First Published: February 22, 2016 as First Class: Dunbar High School
“The story of Dunbar shows what can happen in spite of huge legal, societal, and professional hurdles. It shows what is possible when a group of people focus and band together to make something better. Dunbar shows what happens when a stable middle class exists. And Dunbar shows us that politics pollutes education. And through all this, Dunbar helped create the greatest generations of African Americans.”
These are the powerful words that reach out to you in the introduction of Alison Stewart’s book, First Class: The Legacy of Dunbar, America’s First Black Public High School.
Alison Stewart’s book is a compelling read for anyone interested in getting a feel for the history of black education in Washington DC. It’s even a compelling read for someone who wants to get a feel for the early days of the District of Columbia’s beginnings as a southern federal city with its mix of slaves and free Negroes.
Tyrone Freeman (Class of ’72) states that “Every Dunbar alum should read the book… You would get a full picture why DCPS is like it is today.” He goes on to reemphasize Stewart’s comments about the impact of Paul Lawrence Dunbar’s poem “Keep a-plugin'”. “You saw this quote every time you went in the auditorium. When I started at Dunbar in the fall of 1969, you were made aware of the history of the school because there were pictures of the famous alumni, Benjamin Davis, Charles Drew, Edward Brookes, etc. When my brother and I went to Dunbar, the school was no longer the prestigious school it had been. It was under decay and neglect. The school was becoming a part of the drug scene of the late 60’s and 70’s.”

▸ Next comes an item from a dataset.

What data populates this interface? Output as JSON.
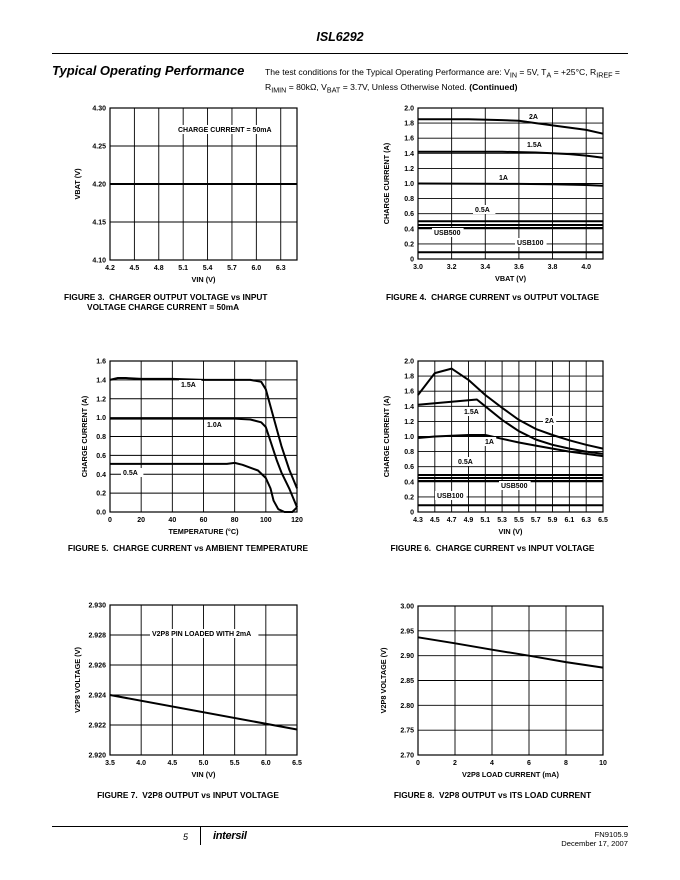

Originally named The Preparatory High School for Colored Youth in 1870, it wasn’t until October 2, 1916 that Paul Laurence Dunbar High School became the cornerstone of First and M Street Northwest. There is so much to read in between on how a determined mix of free Negroes and former slaves became committed to a single cause – education. The proud history also makes you regret that in June of 1977, the fight to keep the original Dunbar as a historic landmark failed. Mr. Freeman put it this way, “The old Dunbar was designed by Snowden Ashford who has many of his buildings on the National Register of Historic Places. Eastern Market, Duke Ellington High School, and Eastern High are a few of his buildings. The old Dunbar built in the late 20’s or 30’s should have gotten that status of being on the National Register. Politics and the haters prevailed. Then they built a new Dunbar in the 80’s which was state-of-the art then. Later people complained it looked like a prison. Even though they built a new school, it will never replace the school on 1st and M.”